Companies can also set expiration dates on shared files so that users don’t accidentally keep dozens of confidential documents stored on their laptop, and they can control the “who and how” of file downloads.
At an individual level, users can be given control over their encryption and decryption endeavors, with a right-click enabling them to access Phalanx and choose to manually encrypt a file and send it to any third party.
They can choose to allow a file to be accessed just the one time, allow anyone with the link to access the file, require email verification, and more.
There are two broad categories of users who will engage with Phalanx: the security teams in charge of deploying Phalanx and the end user (i.e., employee) who will interact with its features on a daily basis.
On the security team’s side, they have access to Phalanx’s endpoint software, which can be deployed by downloading it from Phalanx’s website, with support for documents stored locally or in the cloud, the latter of which requires a browser extension.

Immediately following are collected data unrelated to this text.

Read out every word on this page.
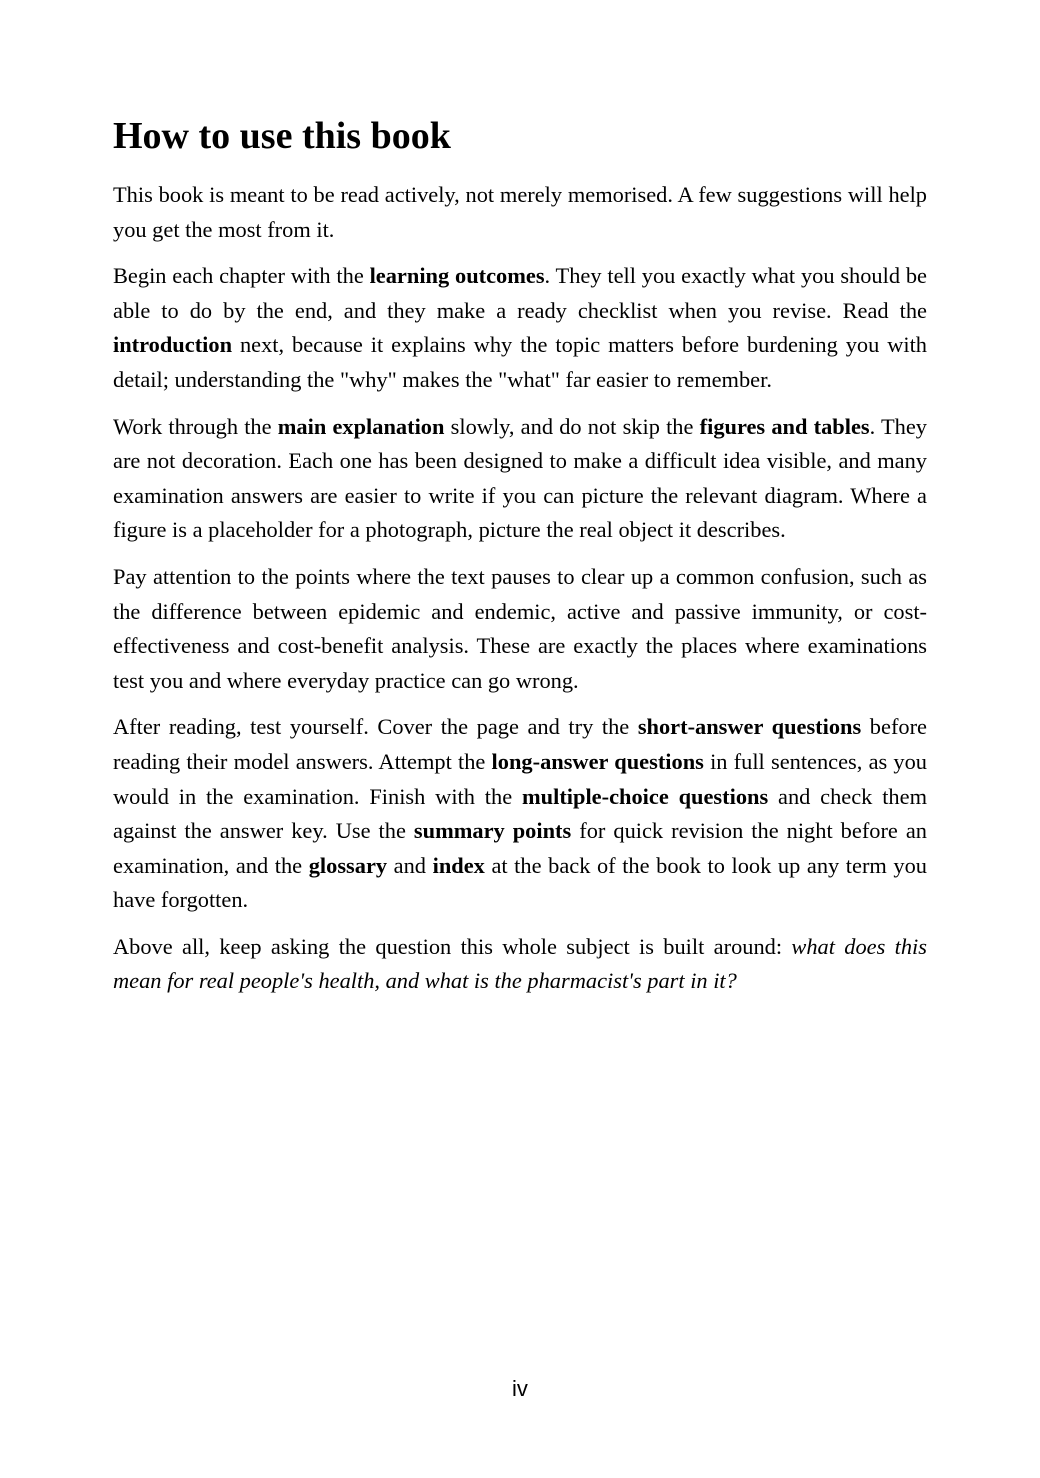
How to use this book

This book is meant to be read actively, not merely memorised. A few suggestions will help you get the most from it.

Begin each chapter with the learning outcomes. They tell you exactly what you should be able to do by the end, and they make a ready checklist when you revise. Read the introduction next, because it explains why the topic matters before burdening you with detail; understanding the "why" makes the "what" far easier to remember.

Work through the main explanation slowly, and do not skip the figures and tables. They are not decoration. Each one has been designed to make a difficult idea visible, and many examination answers are easier to write if you can picture the relevant diagram. Where a figure is a placeholder for a photograph, picture the real object it describes.

Pay attention to the points where the text pauses to clear up a common confusion, such as the difference between epidemic and endemic, active and passive immunity, or cost-effectiveness and cost-benefit analysis. These are exactly the places where examinations test you and where everyday practice can go wrong.

After reading, test yourself. Cover the page and try the short-answer questions before reading their model answers. Attempt the long-answer questions in full sentences, as you would in the examination. Finish with the multiple-choice questions and check them against the answer key. Use the summary points for quick revision the night before an examination, and the glossary and index at the back of the book to look up any term you have forgotten.

Above all, keep asking the question this whole subject is built around: what does this mean for real people's health, and what is the pharmacist's part in it?

iv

In addition to the endpoint software, Phalanx also serves up a centralized dashboard through the browser where security teams can view and manage everything, including users and cloud connections, and access data analysis. Indeed, the company debuted an all-new version of the dashboard at TC Disrupt today, where it showcased new data-mapping and data inventory smarts that reveal how many files there are, how many are encrypted, and across how many devices.
State of play
Phalanx has entered a space that includes well-resourced incumbents such as Netskope, which hit a $7.5 billion valuation two years ago, and Proofpoint, which private equity giant Thoma Bravo took private in a $12.3 billion deal around the same time. According to Garrett, though, most of the traditional DLP tools out there are geared toward enterprise-size organizations and are substantively rules-based, which means that companies have to predict how each user in the organization will interact with data in their possession using historical patterns.
On top of that, rule and policy-based configuration requires significant technical expertise that even some of the largest organizations struggle with. Phalanx, on the other hand, is designed for same-day deployment.
“Existing DLP is difficult for security teams to deploy and manage, as well as being difficult for end users (e.g., employees) to deal with,” Garrett said. “This impacts productivity and causes human-related security issues. Document visibility is a black box, so security teams try to retrofit legacy DLP to fix the issue.”
In truth, existing DLP solutions adopt various approaches to keeping company data secure. This may involve applying rules and policies to network traffic, for example, or trying to prevent data movement beyond a defined perimeter. This could be something like “don’t let user X from department Y download file Z,” or maybe trying to stop users from moving data from a local environment to a USB stick.
Instead, Phalanx focuses on tethering user identities to files, meaning that the security “follows the file itself,” giving customers analytics based on file access.
For now, SMBs are the core target market for Phalanx, though longer term it has its eyes on the enterprise segment too. That said, Garrett reckons that bigger companies could certainly find use for Phalanx right now, perhaps where a company is already using several DLP platforms and they need a very specific solution for a subdivision where their existing DLP just isn’t providing what they need.
“Our single biggest differentiator is that we are a proactive solution, whereas traditional DLP is reactive,” Garrett said. “It’s corny, but we put the ‘prevention’ in ‘data loss prevention.’ Traditional DLP aims to catch data as it’s leaving its perimeter, while we protect it in place so no matter what happens to it, it will be secure.”